For each $d$, I have a matrix $M$ with values
$$
M_{ij} = \begin{cases}
\frac{4ij}{d} – \binom{2d}{d} & i \neq j & \\\\
\frac{4i^2}{d} – \binom{2d}{d} –
\frac{\binom{2d}{d}}{\binom{d}{i}^{2}} & i = j
\end{cases}
$$
I want to show that, for every $d=2,3,\ldots$, the matrix is negative-definite.
An elegant answer has been provided by fedja, without needing to look at the determinants
My approach is to compute the determinant of the upper left-square matrix of size $k$, for each $k=1,2,\ldots,d$. The value for this is
$$
D_k = (-1)^k\left[\frac{\binom{2d}{d}^k}{\prod_{i=1}^{k}\binom{d}{i}^2}\right]
\left[\sum_{j=1}^{k}\left(\binom{d}{j}^2 – \frac{4j^2\binom{d}{j}^2}{d\binom{2d}{d}}\right)
– \frac{4}{d\binom{2d}{d}}
\sum_{1 \leq i < j \leq k}(j-i)^2\binom{d}{i}^2\binom{d}{j}^2\right]
$$
Hence, $D_k$ has sign $(-1)^k$ if this expression is positive
$$
\sum_{j=1}^{k}\left(\binom{d}{j}^2 – \frac{4j^2\binom{d}{j}^2}{d\binom{2d}{d}}\right)
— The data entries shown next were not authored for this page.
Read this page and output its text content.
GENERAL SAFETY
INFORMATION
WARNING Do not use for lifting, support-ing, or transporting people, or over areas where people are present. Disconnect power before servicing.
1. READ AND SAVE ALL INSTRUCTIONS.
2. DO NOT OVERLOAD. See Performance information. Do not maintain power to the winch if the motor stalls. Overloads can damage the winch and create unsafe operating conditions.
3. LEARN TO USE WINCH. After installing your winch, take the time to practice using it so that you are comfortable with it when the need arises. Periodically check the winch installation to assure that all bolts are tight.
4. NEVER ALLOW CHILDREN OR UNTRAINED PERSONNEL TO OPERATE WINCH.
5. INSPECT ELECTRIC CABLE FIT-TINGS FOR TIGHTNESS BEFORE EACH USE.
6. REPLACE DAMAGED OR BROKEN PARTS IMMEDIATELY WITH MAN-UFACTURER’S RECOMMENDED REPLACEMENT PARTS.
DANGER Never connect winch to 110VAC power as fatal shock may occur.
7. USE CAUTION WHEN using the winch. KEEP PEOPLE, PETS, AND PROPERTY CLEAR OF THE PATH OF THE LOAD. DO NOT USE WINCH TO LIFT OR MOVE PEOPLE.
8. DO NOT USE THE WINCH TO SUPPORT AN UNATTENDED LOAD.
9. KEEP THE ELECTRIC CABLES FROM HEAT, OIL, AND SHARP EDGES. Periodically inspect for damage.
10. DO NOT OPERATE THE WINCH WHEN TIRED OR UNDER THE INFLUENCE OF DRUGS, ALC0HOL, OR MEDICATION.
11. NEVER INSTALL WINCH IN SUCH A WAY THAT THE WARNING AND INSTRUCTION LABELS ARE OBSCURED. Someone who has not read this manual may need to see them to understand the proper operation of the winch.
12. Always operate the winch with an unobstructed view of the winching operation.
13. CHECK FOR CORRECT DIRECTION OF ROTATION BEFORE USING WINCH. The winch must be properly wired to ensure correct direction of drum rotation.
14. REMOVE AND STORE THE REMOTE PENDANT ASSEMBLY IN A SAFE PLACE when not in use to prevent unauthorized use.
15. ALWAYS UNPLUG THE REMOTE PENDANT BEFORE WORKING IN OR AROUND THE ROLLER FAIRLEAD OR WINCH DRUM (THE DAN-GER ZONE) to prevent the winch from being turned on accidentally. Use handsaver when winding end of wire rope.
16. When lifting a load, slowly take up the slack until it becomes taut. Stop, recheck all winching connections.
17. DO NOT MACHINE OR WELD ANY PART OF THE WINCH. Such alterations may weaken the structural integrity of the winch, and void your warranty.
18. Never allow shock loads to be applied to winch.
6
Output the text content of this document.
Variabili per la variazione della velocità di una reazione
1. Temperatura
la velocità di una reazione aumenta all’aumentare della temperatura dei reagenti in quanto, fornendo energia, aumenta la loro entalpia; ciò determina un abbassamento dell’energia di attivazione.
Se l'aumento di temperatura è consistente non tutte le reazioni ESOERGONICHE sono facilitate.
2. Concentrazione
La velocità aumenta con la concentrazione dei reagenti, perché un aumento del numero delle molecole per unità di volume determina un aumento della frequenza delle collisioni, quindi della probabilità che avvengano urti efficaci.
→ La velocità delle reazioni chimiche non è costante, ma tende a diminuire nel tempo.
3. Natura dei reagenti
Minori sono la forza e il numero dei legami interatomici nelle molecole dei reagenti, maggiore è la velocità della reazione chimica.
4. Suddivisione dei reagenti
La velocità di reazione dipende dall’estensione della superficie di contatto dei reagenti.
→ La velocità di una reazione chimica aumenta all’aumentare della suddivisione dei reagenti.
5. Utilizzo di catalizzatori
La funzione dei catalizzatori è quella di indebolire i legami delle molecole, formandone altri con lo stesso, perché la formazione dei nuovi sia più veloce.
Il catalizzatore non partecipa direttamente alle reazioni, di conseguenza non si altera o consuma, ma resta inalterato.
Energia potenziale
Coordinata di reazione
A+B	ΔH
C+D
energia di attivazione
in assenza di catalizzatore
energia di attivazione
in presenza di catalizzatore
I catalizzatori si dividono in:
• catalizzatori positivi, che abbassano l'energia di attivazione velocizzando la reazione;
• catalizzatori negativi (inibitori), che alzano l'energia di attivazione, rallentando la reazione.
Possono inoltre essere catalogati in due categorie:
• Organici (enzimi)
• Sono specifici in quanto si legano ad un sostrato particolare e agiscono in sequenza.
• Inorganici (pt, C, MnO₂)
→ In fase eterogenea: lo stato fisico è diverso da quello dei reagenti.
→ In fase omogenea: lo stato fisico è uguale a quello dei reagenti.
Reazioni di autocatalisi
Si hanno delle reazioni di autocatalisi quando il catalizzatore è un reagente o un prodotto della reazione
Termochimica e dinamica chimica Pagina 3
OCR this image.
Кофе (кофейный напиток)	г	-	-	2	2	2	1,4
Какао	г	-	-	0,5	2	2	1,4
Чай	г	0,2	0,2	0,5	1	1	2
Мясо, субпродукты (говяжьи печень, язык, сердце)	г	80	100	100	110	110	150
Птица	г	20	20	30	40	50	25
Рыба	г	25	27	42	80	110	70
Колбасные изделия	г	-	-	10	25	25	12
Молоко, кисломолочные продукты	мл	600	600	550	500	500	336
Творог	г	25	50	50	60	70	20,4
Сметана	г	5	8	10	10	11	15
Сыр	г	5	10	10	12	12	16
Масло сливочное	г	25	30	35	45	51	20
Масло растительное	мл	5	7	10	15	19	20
– \frac{4}{d\binom{2d}{d}}
\sum_{1 \leq i < j \leq k}(j-i)^2\binom{d}{i}^2\binom{d}{j}^2
$$
I can re-write this as
$$
\sum_{j=0}^{k}\binom{d}{j}^2 – \frac{2}{d\binom{2d}{d}}
\sum_{0 \leq i,j \leq k}(j-i)^2\binom{d}{i}^2\binom{d}{j}^2\,,
$$
and, then, after observing that $\sum_{i=0}^{d}i\binom{d}{i}^2 = \frac{d}{2}\binom{2d}{d}$,
I can deduce that this will certainly be positive when the following sum is positive
$$\sum_{0 \leq i, j \leq k}(i-(j-i)^2){\binom{d}{i}}^2{\binom{d}{j}}^2$$
Any advice/techniques would be appreciated.
Best Answer
It's easier to prove the result about the matrix without resorting to determinants. What we need is the inequality $$ \left(\sum_{i=0}^d 2ix_i\right)^2\le d{2d\choose d}\left(\sum_{i=0}^d x_i\right)^2 +d\sum_{i=0}^d \frac{{2d\choose d}}{{d\choose i}^2}x_i^2 $$ Now recall that $\sum_{i=0}^d (2i-d)^2{d\choose i}^2=\frac{d^2}{2d-1}{2d\choose d}$ (elementary computation with generating functions; should have some combinatorial proof as well) and that $(A+B)^2\le \frac{2d-1}dA^2+\frac{2d-1}{d-1}B^2$. Putting $$ A=\sum_{i=0}^d(2i-d)x_i\,,\qquad B=d\sum_{i=0}^d x_i $$ we see that we can use Cauchy-Schwarz to get $$ A^2\le \frac{d^2}{2d-1}\sum_{i=0}^d \frac{{2d\choose d}}{{d\choose i}^2}x_i^2 $$ so we just need to check that $d^2\frac{2d-1}{d-1}\le d{2d\choose d}$ for $d\ge 2$, which is rather trivial.